Republicans believe Cartwright is vulnerable in the Scranton-based district, which Trump would have won by 9 points in 2016. Cartwright defeated a well-funded challenger in 2018 by 9 points, although Republicans believe Trump at the top of the ticket this year would make the race competitive. But Trump may not carry the area so easily in November, since former Vice President Joe Biden has roots in Scranton.
A Fox News poll of registered Pennsylvania voters in mid-April found Biden leading Trump 50 percent to 42 percent statewide, and 55 percent to 39 percent among suburban voters.
Of the candidates that are vying to take on Cartwright, four raised more than $100,000. McCarthy has endorsed Earl Granville, a veteran of the Pennsylvania Army National Guard who lost a leg serving in Afghanistan.
One of the other top candidates, political consultant Jim Bognet, previously worked for the Export-Import Bank as a Trump appointee. The other top fundraisers in the primary include former Hazleton Mayor Mike Marsicano and Army veteran Teddy Daniels.
Inside Elections rates the 8th District race Likely Democratic.
sDemocrats are eyeing three opportunities to flip House seats in Pennsylvania, although one may prove more elusive because ofrecruitment issues.
At first glance, Democrats' best opportunity should be in the 1st District, since GOP Rep. Brian Fitzpatrick is one of two Republicans running for reelection in districts Hillary Clinton carried in 2016. But Democrats have struggled to recruit a candidate there.
The top Democratic fundraiser, school board member Debbie Wachspress, dropped out of the race shortly after the filing deadline, amid allegations she used racist and homophobic slurs at a school board meeting. Wachspress denied the allegations, but ended her campaign because of the toll on her family. She endorsed Ivyland Borough councilwoman Christina Finello, who has also been endorsed by the Bucks County Democrats. Finello faces businessman Skylar Hurwitz in the primary.
Fitzpatrick still could face a competitive race given the suburban nature of the district, which Clinton would have won by 2 points. But he has a financial advantage in the pricey Philadelphia media market. As of May 13, Fitzpatrick's campaign had nearly $1.7 million on hand, while Finello had $82,000 and Hurwitz had $1,700. Inside Elections rates the 1st District race Tilts Republican.
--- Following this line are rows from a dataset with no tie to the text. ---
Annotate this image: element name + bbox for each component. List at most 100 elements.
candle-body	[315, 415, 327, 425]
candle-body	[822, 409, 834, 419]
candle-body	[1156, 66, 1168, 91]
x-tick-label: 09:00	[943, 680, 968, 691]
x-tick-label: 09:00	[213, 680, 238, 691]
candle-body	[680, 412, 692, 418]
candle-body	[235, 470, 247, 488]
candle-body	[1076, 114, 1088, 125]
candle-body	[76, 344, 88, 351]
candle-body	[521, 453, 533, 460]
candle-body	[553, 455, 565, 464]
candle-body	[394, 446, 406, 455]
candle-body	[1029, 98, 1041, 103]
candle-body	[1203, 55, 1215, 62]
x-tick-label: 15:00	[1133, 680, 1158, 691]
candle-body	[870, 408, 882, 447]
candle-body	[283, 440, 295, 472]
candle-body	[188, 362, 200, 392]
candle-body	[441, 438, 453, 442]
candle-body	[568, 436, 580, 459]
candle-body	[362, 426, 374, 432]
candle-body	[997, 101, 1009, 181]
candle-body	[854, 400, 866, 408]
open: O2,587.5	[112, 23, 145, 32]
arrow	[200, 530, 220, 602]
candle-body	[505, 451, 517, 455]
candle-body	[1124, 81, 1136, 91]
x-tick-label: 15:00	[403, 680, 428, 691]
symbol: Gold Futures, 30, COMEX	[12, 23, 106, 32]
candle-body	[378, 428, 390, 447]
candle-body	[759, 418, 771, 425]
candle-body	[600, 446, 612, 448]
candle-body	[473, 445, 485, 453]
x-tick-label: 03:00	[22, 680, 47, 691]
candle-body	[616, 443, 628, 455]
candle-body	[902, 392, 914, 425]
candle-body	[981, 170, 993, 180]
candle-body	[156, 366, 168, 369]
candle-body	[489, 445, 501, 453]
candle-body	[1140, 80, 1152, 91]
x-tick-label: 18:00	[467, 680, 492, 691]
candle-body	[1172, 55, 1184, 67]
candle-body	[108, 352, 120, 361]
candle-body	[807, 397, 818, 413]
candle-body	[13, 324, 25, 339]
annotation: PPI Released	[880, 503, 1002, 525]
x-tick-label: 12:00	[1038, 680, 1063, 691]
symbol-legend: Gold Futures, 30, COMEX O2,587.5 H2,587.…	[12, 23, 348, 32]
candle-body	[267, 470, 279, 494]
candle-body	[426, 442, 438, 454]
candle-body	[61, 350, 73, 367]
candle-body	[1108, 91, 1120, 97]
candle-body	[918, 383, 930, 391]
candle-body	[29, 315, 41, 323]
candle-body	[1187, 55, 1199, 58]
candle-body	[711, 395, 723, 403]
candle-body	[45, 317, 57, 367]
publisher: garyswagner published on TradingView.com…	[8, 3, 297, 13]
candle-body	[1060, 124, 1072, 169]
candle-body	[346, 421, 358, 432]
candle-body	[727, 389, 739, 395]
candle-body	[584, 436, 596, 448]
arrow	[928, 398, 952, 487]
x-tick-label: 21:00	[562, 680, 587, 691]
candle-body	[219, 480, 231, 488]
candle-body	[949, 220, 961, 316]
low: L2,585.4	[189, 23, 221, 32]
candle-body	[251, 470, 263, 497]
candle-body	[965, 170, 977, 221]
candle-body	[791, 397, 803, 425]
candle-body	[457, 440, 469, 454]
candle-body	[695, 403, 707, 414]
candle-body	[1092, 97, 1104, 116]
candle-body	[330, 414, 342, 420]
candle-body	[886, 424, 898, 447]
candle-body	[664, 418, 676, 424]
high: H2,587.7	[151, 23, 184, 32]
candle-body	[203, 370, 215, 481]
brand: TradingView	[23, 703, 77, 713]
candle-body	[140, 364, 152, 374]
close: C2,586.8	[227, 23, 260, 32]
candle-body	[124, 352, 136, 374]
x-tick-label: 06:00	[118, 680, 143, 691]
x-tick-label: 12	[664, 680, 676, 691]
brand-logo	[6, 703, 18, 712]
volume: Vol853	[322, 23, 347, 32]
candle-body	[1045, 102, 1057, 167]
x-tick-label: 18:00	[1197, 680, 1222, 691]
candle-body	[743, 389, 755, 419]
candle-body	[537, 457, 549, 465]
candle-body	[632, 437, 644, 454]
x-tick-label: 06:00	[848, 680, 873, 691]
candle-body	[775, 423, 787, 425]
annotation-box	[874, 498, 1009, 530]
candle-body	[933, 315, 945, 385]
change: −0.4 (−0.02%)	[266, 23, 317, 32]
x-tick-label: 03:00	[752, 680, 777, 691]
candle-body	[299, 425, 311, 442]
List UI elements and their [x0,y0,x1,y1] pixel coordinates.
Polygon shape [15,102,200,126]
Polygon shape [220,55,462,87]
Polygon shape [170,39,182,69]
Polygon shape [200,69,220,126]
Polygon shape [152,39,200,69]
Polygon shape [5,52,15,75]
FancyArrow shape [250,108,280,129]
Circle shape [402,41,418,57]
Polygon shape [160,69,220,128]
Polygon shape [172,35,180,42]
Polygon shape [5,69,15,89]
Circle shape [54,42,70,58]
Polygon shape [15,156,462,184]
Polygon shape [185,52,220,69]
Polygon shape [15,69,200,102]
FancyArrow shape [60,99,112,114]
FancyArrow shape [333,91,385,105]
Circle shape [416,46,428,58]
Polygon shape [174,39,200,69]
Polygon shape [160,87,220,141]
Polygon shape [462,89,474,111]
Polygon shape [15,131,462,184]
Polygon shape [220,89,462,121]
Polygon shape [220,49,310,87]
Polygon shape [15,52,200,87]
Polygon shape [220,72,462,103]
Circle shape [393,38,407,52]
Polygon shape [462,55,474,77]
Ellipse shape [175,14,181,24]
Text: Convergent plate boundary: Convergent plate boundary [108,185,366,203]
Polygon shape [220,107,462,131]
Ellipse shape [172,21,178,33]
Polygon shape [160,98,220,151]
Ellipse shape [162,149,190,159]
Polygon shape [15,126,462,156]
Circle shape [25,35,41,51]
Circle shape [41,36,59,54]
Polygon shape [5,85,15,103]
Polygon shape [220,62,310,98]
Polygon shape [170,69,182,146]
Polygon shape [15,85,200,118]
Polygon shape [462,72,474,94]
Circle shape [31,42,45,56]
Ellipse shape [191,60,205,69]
Democrats may have a better shot at GOP Rep. Scott Perry in the 10th District, which includes Harrrisburg. Perry is among the most vulnerable House members due to a combination of a more Democratic-leaning district and the Democratic recruit.
State Auditor Eugene DePasquale is running to take on Perry, and Democrats believe he is a strong contender after narrowly carrying the district in his statewide race. The Democratic Congressional Campaign Committee added DePasquale to its Red to Blue program for strong challengers.
DePasquale has nearly matched Perry's fundraising, with $703,000 in his campaign account to Perry's $723,000 as of May 13. But to take on Perry, DePasquale first has to defeat attorney Tom Brier. Both candidates have launched TV ads in the primary. Inside Elections rates the 10th District race Tilts Republican.
The DCCC also listed GOP Rep. Mike Kelly on its initial 2020 target list after he faced a closer contest in 2018 than expected. Kelly won reelection by 4 points in the new 16th District district, which Trump would have won by 20 points.
Teacher Kristy Gnibus, is running unopposed in the Democratic primary to take on Kelly. She had just $19,000 in her campaign account as of May 13, while Kelly had $966,000. Inside Elections rates the race Solid Republican.